## Data Preprocessing

Using `loans.csv` from http://s3.kiva.org/snapshots/kiva_ds_csv.zip (found at http://build.kiva.org)

Only want after 2010. 

** Features ** 

- `loan_amount` 
- `status`: loans that are funded or expired
- `sector`
- `country_name`
- `borrower_genders`

Writes the final dataframe as `../loans_mini.csv`

In [1]:
import pandas as pd
from collections import Counter

In [2]:
LOANS = pd.read_csv('../loans.csv', parse_dates = ['posted_time'])

In [3]:
loans = LOANS[LOANS['posted_time'].dt.year >= 2010].copy()
loans.sort_values('posted_time', inplace=True)
print('first loan: {}'.format(loans['posted_time'].min()))
loans = loans[['borrower_genders', 'loan_amount', 'sector', 'country_name', 'status']]  # cols
loans = loans[(loans['status'] == 'funded') | (loans['status'] == 'expired')]  # rows
loans.dropna(subset=['borrower_genders'], inplace=True)  # not interested in rows where gender is missing
loans.reset_index(drop=True,inplace=True)

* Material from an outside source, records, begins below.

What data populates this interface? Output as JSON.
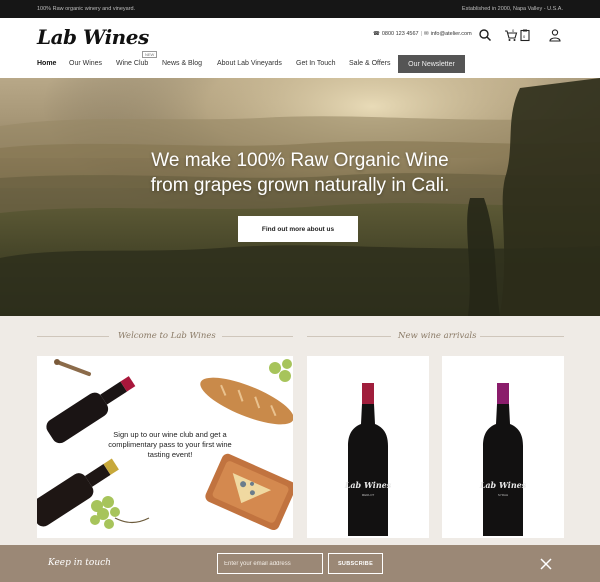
{
  "topbar": {
    "left_text": "100% Raw organic winery and vineyard.",
    "right_text": "Established in 2000, Napa Valley - U.S.A."
  },
  "header": {
    "logo": "Lab Wines",
    "phone": "0800 123 4567",
    "separator": "|",
    "email": "info@atelier.com",
    "icons": [
      "search-icon",
      "cart-icon",
      "clipboard-icon",
      "user-icon"
    ],
    "cart_count": "0",
    "list_count": "0"
  },
  "nav": {
    "items": [
      "Home",
      "Our Wines",
      "Wine Club",
      "News & Blog",
      "About Lab Vineyards",
      "Get In Touch",
      "Sale & Offers"
    ],
    "badge": "NEW",
    "cta": "Our Newsletter"
  },
  "hero": {
    "line1": "We make 100% Raw Organic Wine",
    "line2": "from grapes grown naturally in Cali.",
    "button": "Find out more about us"
  },
  "sections": {
    "welcome_title": "Welcome to Lab Wines",
    "arrivals_title": "New wine arrivals"
  },
  "promo": {
    "text": "Sign up to our wine club and get a complimentary pass to your first wine tasting event!"
  },
  "products": [
    {
      "label_logo": "Lab Wines",
      "label_type": "MERLOT"
    },
    {
      "label_logo": "Lab Wines",
      "label_type": "SYRAH"
    }
  ],
  "footer": {
    "title": "Keep in touch",
    "email_placeholder": "Enter your email address",
    "subscribe": "SUBSCRIBE"
  },
  "colors": {
    "topbar": "#161616",
    "accent_brown": "#9b8876",
    "cta_gray": "#555555",
    "section_bg": "#efebe6"
  }
}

first loan: 2010-01-01 00:26:40


In [4]:
def genders_groups(x):
    x = x.split(', ')
    if len(x) == 1:
        return x[0]
    else:
        genders = Counter(x).keys()
        if 'female' in genders and 'male' not in genders:
            return 'female_group'
        elif 'female' in genders and 'male' in genders:
            return 'mixed_group'
        else:
            return 'male_group'

In [5]:
loans['gender_group'] = loans['borrower_genders'].map(genders_groups)
loans.drop('borrower_genders', axis=1, inplace=True)
loans.to_csv('../loans_mini.csv', index=False)